Bias: Bullish. Price action gapped toward upper 98s on DXY. Primary driver: positive sentiment from tariff truce and relative US strength. Key catalyst: any confirmation of sustained de-escalation. Price may extend gains on continued risk appetite but faces intervention risk in JPY crosses.

EUR

Bias: Bearish tilt especially vs GBP. EUR/USD cautiously bullish on dips but facing resistance. Drivers include softer European data and USD resilience.

GBP

Bias: Mixed to bearish in crosses. Broader recovery noted but vulnerable near supports. Pound strength weighed on EUR/GBP.

JPY

Bias: Safe-haven support in risk-off but overall pressured by USD strength. USD/JPY approaching 160 with active BoJ intervention watch.

CHF

Bias: Appreciation potential as safe-haven proxy amid lingering uncertainty.

CAD

Bias: USDCAD supported near 1.3950 on trade optimism; oil providing some floor despite overall USD bullishness.

AUD

Bias: Weakened / range-bound. Risk sentiment flows dominant.

NZD

Bias: Bullish in NZD/JPY above 86.54 support. NZD/USD near recent highs around 0.5965 earlier in month.
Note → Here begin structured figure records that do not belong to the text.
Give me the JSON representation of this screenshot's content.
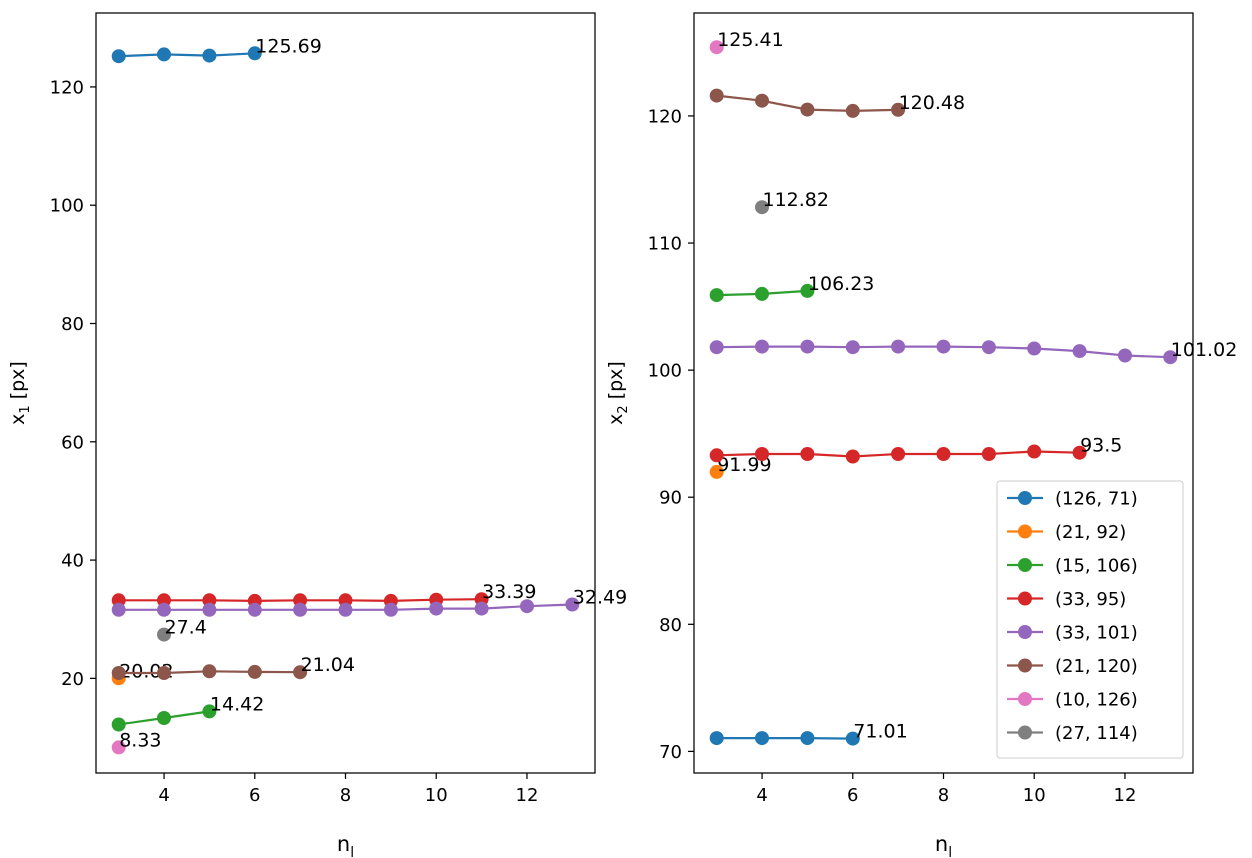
{
  "chart_data": [
    {
      "type": "line",
      "xlabel": "n_l",
      "ylabel": "x_1 [px]",
      "xlim": [
        2.5,
        13.5
      ],
      "ylim": [
        4,
        132.5
      ],
      "xticks": [
        4,
        6,
        8,
        10,
        12
      ],
      "yticks": [
        20,
        40,
        60,
        80,
        100,
        120
      ],
      "series": [
        {
          "name": "(126, 71)",
          "color": "#1f77b4",
          "x": [
            3,
            4,
            5,
            6
          ],
          "y": [
            125.2,
            125.5,
            125.3,
            125.69
          ],
          "annotation": "125.69"
        },
        {
          "name": "(21, 92)",
          "color": "#ff7f0e",
          "x": [
            3
          ],
          "y": [
            20.02
          ],
          "annotation": "20.02"
        },
        {
          "name": "(15, 106)",
          "color": "#2ca02c",
          "x": [
            3,
            4,
            5
          ],
          "y": [
            12.2,
            13.3,
            14.42
          ],
          "annotation": "14.42"
        },
        {
          "name": "(33, 95)",
          "color": "#d62728",
          "x": [
            3,
            4,
            5,
            6,
            7,
            8,
            9,
            10,
            11
          ],
          "y": [
            33.2,
            33.2,
            33.2,
            33.1,
            33.2,
            33.2,
            33.1,
            33.3,
            33.39
          ],
          "annotation": "33.39"
        },
        {
          "name": "(33, 101)",
          "color": "#9467bd",
          "x": [
            3,
            4,
            5,
            6,
            7,
            8,
            9,
            10,
            11,
            12,
            13
          ],
          "y": [
            31.6,
            31.6,
            31.6,
            31.6,
            31.6,
            31.6,
            31.6,
            31.8,
            31.8,
            32.2,
            32.49
          ],
          "annotation": "32.49"
        },
        {
          "name": "(21, 120)",
          "color": "#8c564b",
          "x": [
            3,
            4,
            5,
            6,
            7
          ],
          "y": [
            20.9,
            20.9,
            21.2,
            21.1,
            21.04
          ],
          "annotation": "21.04"
        },
        {
          "name": "(10, 126)",
          "color": "#e377c2",
          "x": [
            3
          ],
          "y": [
            8.33
          ],
          "annotation": "8.33"
        },
        {
          "name": "(27, 114)",
          "color": "#7f7f7f",
          "x": [
            4
          ],
          "y": [
            27.4
          ],
          "annotation": "27.4"
        }
      ]
    },
    {
      "type": "line",
      "xlabel": "n_l",
      "ylabel": "x_2 [px]",
      "xlim": [
        2.5,
        13.5
      ],
      "ylim": [
        68.3,
        128.1
      ],
      "xticks": [
        4,
        6,
        8,
        10,
        12
      ],
      "yticks": [
        70,
        80,
        90,
        100,
        110,
        120
      ],
      "legend_loc": "lower right",
      "series": [
        {
          "name": "(126, 71)",
          "color": "#1f77b4",
          "x": [
            3,
            4,
            5,
            6
          ],
          "y": [
            71.05,
            71.05,
            71.05,
            71.01
          ],
          "annotation": "71.01"
        },
        {
          "name": "(21, 92)",
          "color": "#ff7f0e",
          "x": [
            3
          ],
          "y": [
            91.99
          ],
          "annotation": "91.99"
        },
        {
          "name": "(15, 106)",
          "color": "#2ca02c",
          "x": [
            3,
            4,
            5
          ],
          "y": [
            105.9,
            106.0,
            106.23
          ],
          "annotation": "106.23"
        },
        {
          "name": "(33, 95)",
          "color": "#d62728",
          "x": [
            3,
            4,
            5,
            6,
            7,
            8,
            9,
            10,
            11
          ],
          "y": [
            93.3,
            93.4,
            93.4,
            93.2,
            93.4,
            93.4,
            93.4,
            93.6,
            93.5
          ],
          "annotation": "93.5"
        },
        {
          "name": "(33, 101)",
          "color": "#9467bd",
          "x": [
            3,
            4,
            5,
            6,
            7,
            8,
            9,
            10,
            11,
            12,
            13
          ],
          "y": [
            101.8,
            101.85,
            101.85,
            101.8,
            101.85,
            101.85,
            101.8,
            101.7,
            101.5,
            101.15,
            101.02
          ],
          "annotation": "101.02"
        },
        {
          "name": "(21, 120)",
          "color": "#8c564b",
          "x": [
            3,
            4,
            5,
            6,
            7
          ],
          "y": [
            121.6,
            121.2,
            120.5,
            120.4,
            120.48
          ],
          "annotation": "120.48"
        },
        {
          "name": "(10, 126)",
          "color": "#e377c2",
          "x": [
            3
          ],
          "y": [
            125.41
          ],
          "annotation": "125.41"
        },
        {
          "name": "(27, 114)",
          "color": "#7f7f7f",
          "x": [
            4
          ],
          "y": [
            112.82
          ],
          "annotation": "112.82"
        }
      ]
    }
  ]
}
5. Commodities Intraday Setup

Gold (XAUUSD)

Bias: Choppy to softer. Prices at elevated levels with short-term pullback risks. Reaction to real yields and stronger USD capped upside despite central bank buying support.

Silver (XAGUSD)

Bias: Mixed / steadier within $31.50–$33.00 range context. Industrial demand and gold correlation key influences.

Crude Oil (WTI/Brent)

Bias: Bullish momentum. Surges noted on supply concerns and tariff-related global growth/inflation dynamics. Geopolitical tensions in energy regions remain supportive.

6. Crypto Intraday Flow

Bitcoin (BTC)

Bias: Mixed but resilient. Market cap in $2T+ range with prices testing high $100k levels in recent snapshots. Strong correlation to equity rebound post-tariff truce.

Ethereum (ETH)

Bias: Cautious with some relative underperformance. Still part of broader risk-asset recovery.

Top additional by market cap

USDT (stablecoin dominance), with XRP and SOL showing typical sensitivity to macro sentiment. Overall crypto market cap ~$2.5–2.6T. Flows driven by risk-on environment, though headline sensitivity remains elevated. Wealth builders continue monitoring institutional positioning in this space.

7. Liquidity & Volatility Map (Singapore Time – SGT)

Time Window (SGT) Expected Activity Volatility Level
08:00 – 12:00 Asia session continuation, JPY intervention watch Medium
14:00 – 18:00 London open + European flows Medium-High
20:30 – 00:00 US data releases + NY session High
22:00 – 00:00 London-NY overlap peak liquidity Highest

Deepest liquidity expected during overlap; thinner conditions possible in late Asia if headlines emerge.

8. Risk Factors

  • Renewed tariff escalation headlines that could reverse the weekend relief rally.
  • Geopolitical spillovers, particularly Middle East unrest impacting oil and safe-haven flows.
  • Correlation breakdowns between USD, Treasuries, and risk assets.
  • Liquidity gaps during thin trading hours or sudden news spikes.
  • Unexpected central bank rhetoric shifting monetary policy expectations.

Traders are advised to maintain tight risk management and defined reward setups, especially around advertising and news-driven volatility events.

9. Conclusion

The dominant intraday theme on May 14, 2025 remains cautious optimism following the US-China tariff truce, with USD retaining bullish bias while selective safe-havens and commodities show mixed responses. Best volatility windows are expected during London-NY overlap and around any fresh trade or data headlines.

Stay nimble, respect key technical levels, and prioritize risk management in this headline-sensitive environment. Successful traders will focus on high-probability setups with clear invalidation points. Monitor developments closely and trade responsibly.